More important than the substance of the answer, though, is the certainty with which she delivers it. Answer “the ask” immediately and then move on to your pre-recorded message.
If, however, she starts stringing together various turns of phrase and empty platitudes with canned bits of biography, she'll persuade no one.
In fact, she'll probably reinforce the suspicions of the 1-3% of still-gettable fence-sitters ... like the independents and Hispanics she's been bleeding in recent polls.

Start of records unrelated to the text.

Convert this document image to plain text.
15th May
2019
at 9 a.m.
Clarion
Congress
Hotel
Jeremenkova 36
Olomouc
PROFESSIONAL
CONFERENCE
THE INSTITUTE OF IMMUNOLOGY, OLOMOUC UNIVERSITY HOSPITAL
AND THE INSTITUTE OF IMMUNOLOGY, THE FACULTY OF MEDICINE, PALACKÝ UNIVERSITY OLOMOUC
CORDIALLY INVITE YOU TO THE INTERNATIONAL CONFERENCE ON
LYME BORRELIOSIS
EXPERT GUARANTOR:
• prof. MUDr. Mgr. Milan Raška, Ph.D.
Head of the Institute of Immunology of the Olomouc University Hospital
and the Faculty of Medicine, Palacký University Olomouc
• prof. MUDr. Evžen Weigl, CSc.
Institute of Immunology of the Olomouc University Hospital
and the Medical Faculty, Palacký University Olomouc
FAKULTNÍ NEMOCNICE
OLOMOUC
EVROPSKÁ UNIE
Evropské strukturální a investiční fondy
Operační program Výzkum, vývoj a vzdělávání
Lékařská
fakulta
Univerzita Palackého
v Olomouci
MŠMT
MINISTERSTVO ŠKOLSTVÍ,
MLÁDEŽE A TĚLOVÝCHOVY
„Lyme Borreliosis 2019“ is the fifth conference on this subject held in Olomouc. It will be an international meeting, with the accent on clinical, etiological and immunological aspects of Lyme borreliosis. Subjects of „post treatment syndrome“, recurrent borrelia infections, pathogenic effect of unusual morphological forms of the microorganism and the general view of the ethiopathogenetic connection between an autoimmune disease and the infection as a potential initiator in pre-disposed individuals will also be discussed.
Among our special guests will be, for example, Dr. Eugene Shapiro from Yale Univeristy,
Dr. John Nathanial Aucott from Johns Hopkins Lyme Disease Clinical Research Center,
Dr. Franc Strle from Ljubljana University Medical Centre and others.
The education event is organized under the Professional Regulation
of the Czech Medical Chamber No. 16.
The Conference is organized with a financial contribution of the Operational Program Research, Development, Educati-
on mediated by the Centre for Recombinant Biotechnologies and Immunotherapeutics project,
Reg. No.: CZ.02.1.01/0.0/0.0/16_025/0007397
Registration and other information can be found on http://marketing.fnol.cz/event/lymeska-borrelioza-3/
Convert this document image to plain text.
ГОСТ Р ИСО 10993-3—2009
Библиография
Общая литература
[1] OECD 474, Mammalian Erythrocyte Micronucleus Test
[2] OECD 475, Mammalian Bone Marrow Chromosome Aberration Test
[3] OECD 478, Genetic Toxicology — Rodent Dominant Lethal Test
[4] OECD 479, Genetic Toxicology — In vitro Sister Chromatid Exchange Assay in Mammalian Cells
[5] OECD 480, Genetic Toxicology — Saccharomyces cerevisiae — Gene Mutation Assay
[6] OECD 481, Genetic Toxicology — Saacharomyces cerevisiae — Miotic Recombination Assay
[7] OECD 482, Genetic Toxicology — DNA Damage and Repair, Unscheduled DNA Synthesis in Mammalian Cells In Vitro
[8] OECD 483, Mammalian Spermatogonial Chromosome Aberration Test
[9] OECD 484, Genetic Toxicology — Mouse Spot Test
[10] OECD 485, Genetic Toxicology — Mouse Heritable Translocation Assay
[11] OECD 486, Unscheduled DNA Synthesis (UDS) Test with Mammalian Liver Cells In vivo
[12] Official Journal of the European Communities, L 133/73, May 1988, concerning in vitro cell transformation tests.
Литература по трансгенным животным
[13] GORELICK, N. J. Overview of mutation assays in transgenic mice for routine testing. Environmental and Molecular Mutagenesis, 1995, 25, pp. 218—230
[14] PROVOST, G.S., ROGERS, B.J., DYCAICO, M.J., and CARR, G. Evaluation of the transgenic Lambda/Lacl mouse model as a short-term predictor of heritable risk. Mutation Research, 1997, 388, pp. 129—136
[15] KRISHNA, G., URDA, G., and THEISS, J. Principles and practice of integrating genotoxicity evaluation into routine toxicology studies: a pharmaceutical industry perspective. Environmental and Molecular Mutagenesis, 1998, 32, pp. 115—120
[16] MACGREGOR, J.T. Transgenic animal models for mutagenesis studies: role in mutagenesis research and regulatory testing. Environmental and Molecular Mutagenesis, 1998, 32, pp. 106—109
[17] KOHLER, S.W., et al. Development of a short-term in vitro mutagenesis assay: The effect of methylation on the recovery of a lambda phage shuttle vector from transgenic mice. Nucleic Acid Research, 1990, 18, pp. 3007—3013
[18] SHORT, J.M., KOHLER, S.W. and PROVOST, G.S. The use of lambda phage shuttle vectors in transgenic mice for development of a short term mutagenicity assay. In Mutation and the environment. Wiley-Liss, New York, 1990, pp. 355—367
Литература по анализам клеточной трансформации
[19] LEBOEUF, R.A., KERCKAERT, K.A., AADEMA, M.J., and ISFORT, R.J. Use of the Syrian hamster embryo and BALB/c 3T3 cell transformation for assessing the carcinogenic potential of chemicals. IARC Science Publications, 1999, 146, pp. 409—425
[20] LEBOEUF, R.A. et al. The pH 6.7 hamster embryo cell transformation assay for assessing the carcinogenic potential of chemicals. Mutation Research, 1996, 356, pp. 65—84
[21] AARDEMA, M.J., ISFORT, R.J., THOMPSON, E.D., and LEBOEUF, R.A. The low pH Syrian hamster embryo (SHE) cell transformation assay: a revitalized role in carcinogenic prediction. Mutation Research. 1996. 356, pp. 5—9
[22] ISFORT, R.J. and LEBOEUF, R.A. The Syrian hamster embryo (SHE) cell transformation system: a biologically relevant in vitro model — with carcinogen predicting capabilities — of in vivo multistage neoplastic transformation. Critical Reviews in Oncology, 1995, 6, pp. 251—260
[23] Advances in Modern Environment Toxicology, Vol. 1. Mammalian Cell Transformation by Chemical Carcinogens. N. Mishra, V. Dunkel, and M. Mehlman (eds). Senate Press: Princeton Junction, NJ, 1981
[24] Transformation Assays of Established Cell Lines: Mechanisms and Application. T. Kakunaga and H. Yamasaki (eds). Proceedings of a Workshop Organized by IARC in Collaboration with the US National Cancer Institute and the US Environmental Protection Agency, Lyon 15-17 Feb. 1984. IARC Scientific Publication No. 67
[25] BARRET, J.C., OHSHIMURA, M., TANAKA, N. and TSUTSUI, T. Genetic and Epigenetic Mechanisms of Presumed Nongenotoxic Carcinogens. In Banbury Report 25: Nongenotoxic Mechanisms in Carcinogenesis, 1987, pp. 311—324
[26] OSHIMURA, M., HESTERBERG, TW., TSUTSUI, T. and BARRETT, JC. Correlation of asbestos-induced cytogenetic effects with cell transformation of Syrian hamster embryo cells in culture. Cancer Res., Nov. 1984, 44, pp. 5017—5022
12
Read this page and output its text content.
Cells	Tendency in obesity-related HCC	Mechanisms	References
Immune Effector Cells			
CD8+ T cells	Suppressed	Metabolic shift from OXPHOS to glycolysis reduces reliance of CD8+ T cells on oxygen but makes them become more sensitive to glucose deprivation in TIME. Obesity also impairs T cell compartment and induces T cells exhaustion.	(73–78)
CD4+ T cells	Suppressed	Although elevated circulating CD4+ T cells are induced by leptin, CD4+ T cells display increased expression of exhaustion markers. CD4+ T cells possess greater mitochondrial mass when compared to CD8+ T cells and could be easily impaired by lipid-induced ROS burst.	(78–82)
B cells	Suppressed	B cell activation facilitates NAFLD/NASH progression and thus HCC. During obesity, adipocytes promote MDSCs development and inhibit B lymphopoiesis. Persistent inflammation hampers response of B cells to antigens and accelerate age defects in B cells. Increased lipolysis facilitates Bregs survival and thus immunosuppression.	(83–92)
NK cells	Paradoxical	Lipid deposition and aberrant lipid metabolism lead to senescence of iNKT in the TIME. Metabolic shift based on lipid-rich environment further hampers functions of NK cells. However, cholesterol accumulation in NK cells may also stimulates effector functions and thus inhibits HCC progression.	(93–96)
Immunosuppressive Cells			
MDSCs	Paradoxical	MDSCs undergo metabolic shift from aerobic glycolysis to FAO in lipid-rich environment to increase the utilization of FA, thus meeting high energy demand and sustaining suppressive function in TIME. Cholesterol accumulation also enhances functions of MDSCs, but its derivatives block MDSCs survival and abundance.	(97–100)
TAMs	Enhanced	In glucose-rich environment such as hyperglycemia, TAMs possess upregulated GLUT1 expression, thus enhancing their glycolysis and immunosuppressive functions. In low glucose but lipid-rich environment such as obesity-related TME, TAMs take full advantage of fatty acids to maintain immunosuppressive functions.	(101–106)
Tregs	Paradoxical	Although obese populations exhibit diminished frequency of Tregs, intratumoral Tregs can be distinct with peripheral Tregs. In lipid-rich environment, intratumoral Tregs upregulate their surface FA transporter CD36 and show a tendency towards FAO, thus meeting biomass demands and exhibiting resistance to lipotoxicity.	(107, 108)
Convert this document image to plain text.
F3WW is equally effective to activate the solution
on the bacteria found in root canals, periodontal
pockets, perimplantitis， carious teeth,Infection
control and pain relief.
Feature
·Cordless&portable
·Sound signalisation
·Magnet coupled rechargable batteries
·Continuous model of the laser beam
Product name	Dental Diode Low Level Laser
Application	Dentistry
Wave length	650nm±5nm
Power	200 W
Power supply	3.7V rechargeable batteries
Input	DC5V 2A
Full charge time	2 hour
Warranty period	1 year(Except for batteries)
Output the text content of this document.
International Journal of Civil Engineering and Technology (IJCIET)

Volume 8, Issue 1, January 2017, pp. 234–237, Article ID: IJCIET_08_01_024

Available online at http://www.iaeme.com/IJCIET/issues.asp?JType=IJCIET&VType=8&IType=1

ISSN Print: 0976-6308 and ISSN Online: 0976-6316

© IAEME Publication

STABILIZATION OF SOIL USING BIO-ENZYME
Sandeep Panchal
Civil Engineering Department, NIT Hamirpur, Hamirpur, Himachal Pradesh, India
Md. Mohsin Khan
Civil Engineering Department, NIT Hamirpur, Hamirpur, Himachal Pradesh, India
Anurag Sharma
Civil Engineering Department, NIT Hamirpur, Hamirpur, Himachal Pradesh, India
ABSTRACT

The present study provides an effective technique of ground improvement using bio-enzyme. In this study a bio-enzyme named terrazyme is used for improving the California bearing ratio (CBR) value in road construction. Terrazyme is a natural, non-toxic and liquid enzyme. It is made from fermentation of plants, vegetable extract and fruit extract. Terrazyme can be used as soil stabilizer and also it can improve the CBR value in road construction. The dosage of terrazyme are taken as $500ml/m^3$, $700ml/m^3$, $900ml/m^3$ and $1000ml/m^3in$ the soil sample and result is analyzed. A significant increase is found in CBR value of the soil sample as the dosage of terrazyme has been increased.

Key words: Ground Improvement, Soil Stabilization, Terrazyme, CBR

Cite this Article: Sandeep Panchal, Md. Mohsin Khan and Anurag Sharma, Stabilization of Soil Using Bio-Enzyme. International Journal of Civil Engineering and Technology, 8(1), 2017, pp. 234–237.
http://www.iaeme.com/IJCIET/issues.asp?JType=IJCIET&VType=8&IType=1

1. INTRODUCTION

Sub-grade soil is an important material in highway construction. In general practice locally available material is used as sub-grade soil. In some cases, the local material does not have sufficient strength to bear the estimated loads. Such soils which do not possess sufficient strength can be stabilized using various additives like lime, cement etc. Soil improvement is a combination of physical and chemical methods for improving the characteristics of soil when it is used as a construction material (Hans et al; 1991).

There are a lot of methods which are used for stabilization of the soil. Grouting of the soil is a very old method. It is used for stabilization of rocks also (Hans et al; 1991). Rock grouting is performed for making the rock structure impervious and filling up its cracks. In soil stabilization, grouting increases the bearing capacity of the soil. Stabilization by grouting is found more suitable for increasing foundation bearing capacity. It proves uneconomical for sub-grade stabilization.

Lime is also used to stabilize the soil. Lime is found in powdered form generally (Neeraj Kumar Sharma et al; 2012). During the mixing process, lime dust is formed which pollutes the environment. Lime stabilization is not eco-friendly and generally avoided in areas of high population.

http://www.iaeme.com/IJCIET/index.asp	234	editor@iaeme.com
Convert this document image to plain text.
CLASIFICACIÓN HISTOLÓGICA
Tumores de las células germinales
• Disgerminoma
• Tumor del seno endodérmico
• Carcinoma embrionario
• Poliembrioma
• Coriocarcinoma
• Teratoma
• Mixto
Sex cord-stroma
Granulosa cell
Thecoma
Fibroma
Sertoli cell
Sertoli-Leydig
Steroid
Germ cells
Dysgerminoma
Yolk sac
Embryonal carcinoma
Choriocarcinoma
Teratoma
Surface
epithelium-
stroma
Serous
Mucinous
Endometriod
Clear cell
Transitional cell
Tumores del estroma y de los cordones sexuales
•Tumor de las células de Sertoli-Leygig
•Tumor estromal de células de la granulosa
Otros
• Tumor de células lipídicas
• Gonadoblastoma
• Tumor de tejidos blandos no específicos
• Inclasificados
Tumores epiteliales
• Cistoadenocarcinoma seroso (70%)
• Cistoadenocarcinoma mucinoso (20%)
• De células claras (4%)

Most importantly of all, she's gotta make some news tonight. If I was advising her, I'd play-up the pledge to add a Republican to my cabinet and/or talk-up that bipartisan advisory council she mentioned one time and then dropped. I'd talk about bringing together a team to tackle inflation and to secure the border. I might even propose a border czar. Something forceful. Something direct. Something that sounds like you're confident you're going to win ... like a "day one" agenda.
Let's face it ... time is running out ... and after tonight she'll only have one more chance to make a big impact through a media appearance ... that is if she manages to go on Joe Rogan's podcast.